The occurrence of hematite-flooded, meta-sedimentary and volcanic units and the age range of rock units in the area Cross Winds prospect is considered by MDI to be of IOCG affinity, and is another positive result from the Company's reconnaissance drill program at the Barkly copper-gold project. As mentioned previously in this, and previous announcements, over 40,000 line-kms of aerial geophysics have been flown over the Barkley project. This survey has shown that the geology, magnetics and gravity is not as simple as first thought, opening up interesting possibilities in identifying and locating IOCG deposits.

The aerial survey undertaken by MDI in 20225 highlighted numerous areas of magnetic and gravity features interpreted to be large "blind" batholithic granites which contain iron sulphide mineralisation. An internal review of the geophysical surveys highlighted that the gravity and magnetic features appear to extend from the basement geology (Red sediments, metamorphic sediments and schists) into the overlying unmetamorphosed and structurally unchanged Georgina basins sand/silt and limestones. Southern Geoscience has been given the task of downloading the open file SEEBASE survey which is a NT Government survey that takes into account geological mapping, regional and local geophysical surveys, be that IP, magnetics, gravity or seismic surveys, both 2D and 3D, deep petroleum well, shallower water wells along with government funded drilling to ascertain the depth of the recent (approximately 500Ma) cover over the greater Georgina Basin.

This SEEBASE survey has been downloaded and a 3D model generated to ascertain the base of the Georgina Basin/underlying basement lithologies. Figure 5 shows a 3D representation of the Georgina Basin/underlying basement contact and, as can be seen, most of the basement contact within the tenure owned by MDI is within 500m of the current land surface. The next step is to collate all of the open file drilling data along with open file Seismic data in the region and correlate this SEEBASE surface to validate its surface.

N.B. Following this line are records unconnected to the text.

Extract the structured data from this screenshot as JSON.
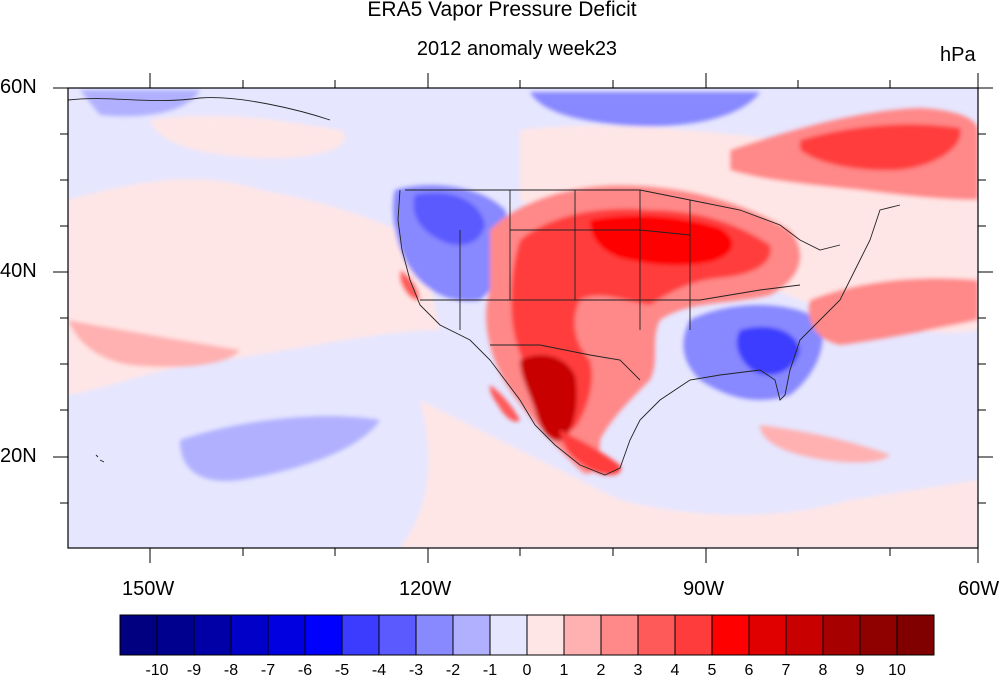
{
  "title": "ERA5 Vapor Pressure Deficit",
  "subtitle": "2012 anomaly week23",
  "units": "hPa",
  "lat_labels": [
    "60N",
    "40N",
    "20N"
  ],
  "lon_labels": [
    "150W",
    "120W",
    "90W",
    "60W"
  ],
  "colorbar": {
    "labels": [
      "-10",
      "-9",
      "-8",
      "-7",
      "-6",
      "-5",
      "-4",
      "-3",
      "-2",
      "-1",
      "0",
      "1",
      "2",
      "3",
      "4",
      "5",
      "6",
      "7",
      "8",
      "9",
      "10"
    ],
    "colors": [
      "#000080",
      "#00008f",
      "#0000a6",
      "#0000c8",
      "#0000e0",
      "#0000ff",
      "#3c3cff",
      "#5a5aff",
      "#8888ff",
      "#b0b0ff",
      "#e6e6ff",
      "#ffe6e6",
      "#ffb0b0",
      "#ff8888",
      "#ff5a5a",
      "#ff3c3c",
      "#ff0000",
      "#e00000",
      "#c80000",
      "#a60000",
      "#8f0000",
      "#800000"
    ]
  },
  "map_colors": {
    "background": "#e6e6ff",
    "weak_positive": "#ffe6e6",
    "positive_2": "#ffb0b0",
    "positive_3": "#ff8888",
    "positive_4": "#ff5a5a",
    "positive_5": "#ff3c3c",
    "positive_6": "#ff0000",
    "positive_8": "#c80000",
    "negative_2": "#b0b0ff",
    "negative_3": "#8888ff",
    "negative_4": "#5a5aff",
    "negative_5": "#3c3cff"
  }
}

Once this has been done, the aerial survey undertaken by MDI will be remodeled using this basement/basin isosurface as a hard boundary to ascertain if the gravity and or magnetic features are present within the basin cover or the basement geology. This will produce Total Magnetic Intensity and spherical Cap Bouguer gravity 3D models and once this has been done, the priority targets will be ascertained and cross referenced with known drill holes in the vicinity to ascertain if the anomalies are due to batholitic granites which can then be ranked lower or are due to an unknown source which could potentially be IOCG mineralisation. The unconformity between the overlying Helen Springs Volcanics and Neo-Proterozoic basement rocks was intersected in all four of MDIs holes ranging from 220m to 300m down hole.

These four boundaries will be used to validate the SEEBASE survey, and if they do differ, will be used as a hard point whereby the SEEBASE survey can be updated to reflect the correct depth of basin cover at that point data.